Varicella zoster virus infection (chickenpox) is a very common childhood infection which is usually mild in children, but can be more serious in newborn babies and adults. Pregnant women in the third trimester are at higher risk for more severe disease including varicella pneumonia [108]. Fetal infection has been associated with a syndrome of congenital anomalies. Features of the congenital varicella embryopathy include skin lesions and hypopigmentation, eye defects (cataracts, microphthalmia, chorioretinitis), neurologic abnormalities (microcephaly, mental retardation, cortical atrophy), limb and muscle hypoplasia, gastrointestinal reflux, urinary tract malformations, intrauterine growth restriction, developmental delay, and cardiovascular malformations [108]. Based on the case reports and larger studies it is now believed that the sensitive period for fetal effects is from 0 to 20 weeks of pregnancy, although there are case reports of clinical embryopathy after maternal infection at up to 28 weeks of gestation [109]. The risk for congenital varicella embryopathy in cases of maternal infection before 20 weeks gestation ranges from less than 1 % [109–111] to 3 % [112]. Maternal infection in the third trimester does not cause malformation; however, it can cause severe neonatal varicella and herpes zoster in the infant. There seems to be an increase in neonatal varicella severity when maternal rash appears 7 days before to 7 days after delivery, with most severe cases when rash appeared in the mother from 4 days before and up to 2 days after delivery [109].

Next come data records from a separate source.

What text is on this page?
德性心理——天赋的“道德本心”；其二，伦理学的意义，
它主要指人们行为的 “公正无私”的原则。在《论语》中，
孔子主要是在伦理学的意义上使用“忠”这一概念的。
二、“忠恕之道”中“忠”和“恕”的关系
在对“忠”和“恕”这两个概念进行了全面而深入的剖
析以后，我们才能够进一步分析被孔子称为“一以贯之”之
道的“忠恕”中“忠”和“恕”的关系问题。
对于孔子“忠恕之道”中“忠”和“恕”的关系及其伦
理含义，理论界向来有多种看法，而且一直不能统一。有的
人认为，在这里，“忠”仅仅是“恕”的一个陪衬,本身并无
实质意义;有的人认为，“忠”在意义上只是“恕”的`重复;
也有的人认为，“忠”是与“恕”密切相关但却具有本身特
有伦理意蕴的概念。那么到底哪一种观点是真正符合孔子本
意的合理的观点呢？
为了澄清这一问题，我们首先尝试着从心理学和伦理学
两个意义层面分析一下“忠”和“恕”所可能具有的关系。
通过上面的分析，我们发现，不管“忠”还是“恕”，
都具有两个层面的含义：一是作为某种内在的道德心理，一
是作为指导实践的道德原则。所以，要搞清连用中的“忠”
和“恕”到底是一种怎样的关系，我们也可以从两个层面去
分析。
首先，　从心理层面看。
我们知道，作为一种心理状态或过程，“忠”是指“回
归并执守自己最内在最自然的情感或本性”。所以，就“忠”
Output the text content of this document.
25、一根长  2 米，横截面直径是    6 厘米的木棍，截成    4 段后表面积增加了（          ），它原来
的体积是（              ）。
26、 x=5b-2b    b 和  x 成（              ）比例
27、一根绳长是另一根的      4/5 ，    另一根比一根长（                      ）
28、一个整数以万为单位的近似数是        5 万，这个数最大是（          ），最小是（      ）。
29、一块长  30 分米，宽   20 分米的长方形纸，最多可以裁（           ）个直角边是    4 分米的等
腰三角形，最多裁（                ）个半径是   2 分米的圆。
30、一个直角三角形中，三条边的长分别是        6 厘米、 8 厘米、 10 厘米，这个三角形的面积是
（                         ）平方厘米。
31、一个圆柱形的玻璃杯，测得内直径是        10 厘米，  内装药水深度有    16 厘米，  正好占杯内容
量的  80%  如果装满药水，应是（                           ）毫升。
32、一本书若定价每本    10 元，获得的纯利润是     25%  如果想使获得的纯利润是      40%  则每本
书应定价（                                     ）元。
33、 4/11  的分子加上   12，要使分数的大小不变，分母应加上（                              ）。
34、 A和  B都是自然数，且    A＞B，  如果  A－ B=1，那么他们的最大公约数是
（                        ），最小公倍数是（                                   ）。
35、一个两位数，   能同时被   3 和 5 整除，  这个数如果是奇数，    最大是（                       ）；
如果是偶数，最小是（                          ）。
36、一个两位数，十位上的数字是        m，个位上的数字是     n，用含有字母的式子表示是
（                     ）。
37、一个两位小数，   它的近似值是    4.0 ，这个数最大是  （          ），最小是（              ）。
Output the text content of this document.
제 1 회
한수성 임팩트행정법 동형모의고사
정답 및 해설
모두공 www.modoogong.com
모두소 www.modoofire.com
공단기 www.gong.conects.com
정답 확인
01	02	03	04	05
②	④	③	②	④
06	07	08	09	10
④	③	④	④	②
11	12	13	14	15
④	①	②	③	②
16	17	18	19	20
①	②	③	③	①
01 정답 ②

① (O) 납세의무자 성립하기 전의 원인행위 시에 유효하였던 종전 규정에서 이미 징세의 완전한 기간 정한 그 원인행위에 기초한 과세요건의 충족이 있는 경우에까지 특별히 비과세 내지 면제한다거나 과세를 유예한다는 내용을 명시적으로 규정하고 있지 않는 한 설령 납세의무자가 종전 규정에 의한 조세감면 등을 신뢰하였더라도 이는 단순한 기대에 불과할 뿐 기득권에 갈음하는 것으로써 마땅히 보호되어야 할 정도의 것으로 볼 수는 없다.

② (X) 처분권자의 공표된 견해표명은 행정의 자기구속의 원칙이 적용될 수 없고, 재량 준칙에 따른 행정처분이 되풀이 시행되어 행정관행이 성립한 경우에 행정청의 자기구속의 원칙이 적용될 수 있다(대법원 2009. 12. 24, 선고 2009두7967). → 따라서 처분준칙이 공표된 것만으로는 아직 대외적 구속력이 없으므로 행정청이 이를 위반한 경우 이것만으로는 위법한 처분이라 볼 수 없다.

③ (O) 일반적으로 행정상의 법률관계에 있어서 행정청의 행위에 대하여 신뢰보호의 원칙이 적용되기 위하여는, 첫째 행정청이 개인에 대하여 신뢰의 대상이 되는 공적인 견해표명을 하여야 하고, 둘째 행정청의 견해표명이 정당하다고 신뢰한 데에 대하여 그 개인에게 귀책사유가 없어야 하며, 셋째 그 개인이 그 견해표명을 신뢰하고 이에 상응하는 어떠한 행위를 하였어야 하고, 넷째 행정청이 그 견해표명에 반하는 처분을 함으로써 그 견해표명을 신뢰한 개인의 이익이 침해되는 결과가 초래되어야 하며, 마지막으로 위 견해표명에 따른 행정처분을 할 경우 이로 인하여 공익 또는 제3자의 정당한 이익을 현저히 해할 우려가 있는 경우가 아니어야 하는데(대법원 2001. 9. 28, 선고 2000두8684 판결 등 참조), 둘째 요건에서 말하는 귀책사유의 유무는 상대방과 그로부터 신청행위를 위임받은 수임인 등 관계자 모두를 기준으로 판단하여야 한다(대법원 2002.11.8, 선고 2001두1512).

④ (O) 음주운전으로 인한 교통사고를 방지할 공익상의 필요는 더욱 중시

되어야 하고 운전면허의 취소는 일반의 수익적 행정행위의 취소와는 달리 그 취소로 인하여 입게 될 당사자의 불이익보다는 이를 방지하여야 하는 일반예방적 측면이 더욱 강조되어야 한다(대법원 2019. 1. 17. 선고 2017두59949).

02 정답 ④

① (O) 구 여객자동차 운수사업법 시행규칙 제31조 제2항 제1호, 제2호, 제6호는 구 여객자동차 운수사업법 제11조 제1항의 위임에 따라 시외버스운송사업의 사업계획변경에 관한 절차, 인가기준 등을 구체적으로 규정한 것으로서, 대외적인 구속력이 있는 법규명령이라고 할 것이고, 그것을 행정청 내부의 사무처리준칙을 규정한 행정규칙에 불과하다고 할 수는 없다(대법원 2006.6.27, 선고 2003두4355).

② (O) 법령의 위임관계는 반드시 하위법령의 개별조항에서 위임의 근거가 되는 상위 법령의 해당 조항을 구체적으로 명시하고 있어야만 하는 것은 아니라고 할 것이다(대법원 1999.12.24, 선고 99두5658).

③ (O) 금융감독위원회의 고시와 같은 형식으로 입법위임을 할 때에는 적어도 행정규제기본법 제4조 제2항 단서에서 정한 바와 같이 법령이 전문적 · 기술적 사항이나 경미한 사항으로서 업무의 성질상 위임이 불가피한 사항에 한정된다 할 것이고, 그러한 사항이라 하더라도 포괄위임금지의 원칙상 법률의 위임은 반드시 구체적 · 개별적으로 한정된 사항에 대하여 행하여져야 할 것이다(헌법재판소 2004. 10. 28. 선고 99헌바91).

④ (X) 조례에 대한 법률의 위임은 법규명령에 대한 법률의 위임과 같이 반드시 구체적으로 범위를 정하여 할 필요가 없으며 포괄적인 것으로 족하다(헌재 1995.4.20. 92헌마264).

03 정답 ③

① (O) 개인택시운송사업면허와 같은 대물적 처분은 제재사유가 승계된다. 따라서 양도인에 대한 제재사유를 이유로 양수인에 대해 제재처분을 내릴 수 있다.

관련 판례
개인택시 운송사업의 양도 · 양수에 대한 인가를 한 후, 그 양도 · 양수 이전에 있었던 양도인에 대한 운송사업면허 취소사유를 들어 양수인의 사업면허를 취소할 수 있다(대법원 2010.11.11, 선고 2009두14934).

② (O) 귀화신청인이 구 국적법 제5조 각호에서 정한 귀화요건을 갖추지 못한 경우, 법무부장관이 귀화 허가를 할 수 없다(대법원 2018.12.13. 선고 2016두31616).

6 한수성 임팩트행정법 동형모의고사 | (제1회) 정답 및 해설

High levels of ionizing radiation have been shown to interfere with fetal development. Exposure to high levels of ionizing radiation has been associated with fetal death, growth restriction, microcephaly, organ aplasia and hypoplasia, oral clefts, cataracts, CNS malformations, and mental retardation [113–116]. In very early pregnancy, especially in the preimplantation period of the pregnancy, the embryo is mainly sensitive to the lethal effect of radiation [117]. During early organogenesis the embryo is also sensitive to the growth-restricting and teratogenic effects of radiation [118], while during the early fetal period, the effects are mainly on fetal growth and CNS development [119]. Exposure to ionizing radiation is very common and is frequently associated with medical procedures [120]. While radiation exposure in pregnancy is a cause for much anxiety, in most cases, exposure to ionizing radiation in various diagnostic imaging tests is much below the 5 rad threshold, which is the commonly accepted safe level of exposure in pregnancy.

Exposure to electromagnetic fields is very common. Exposure to non-ionizing radiation can theoretically pose a risk of thermal damage, especially to the eyes (because they cannot dissipate heat efficiently). The nonthermal effects have not been clearly demonstrated. However, there is currently no indication that this type of radiation can produce malignancy or mutations [121].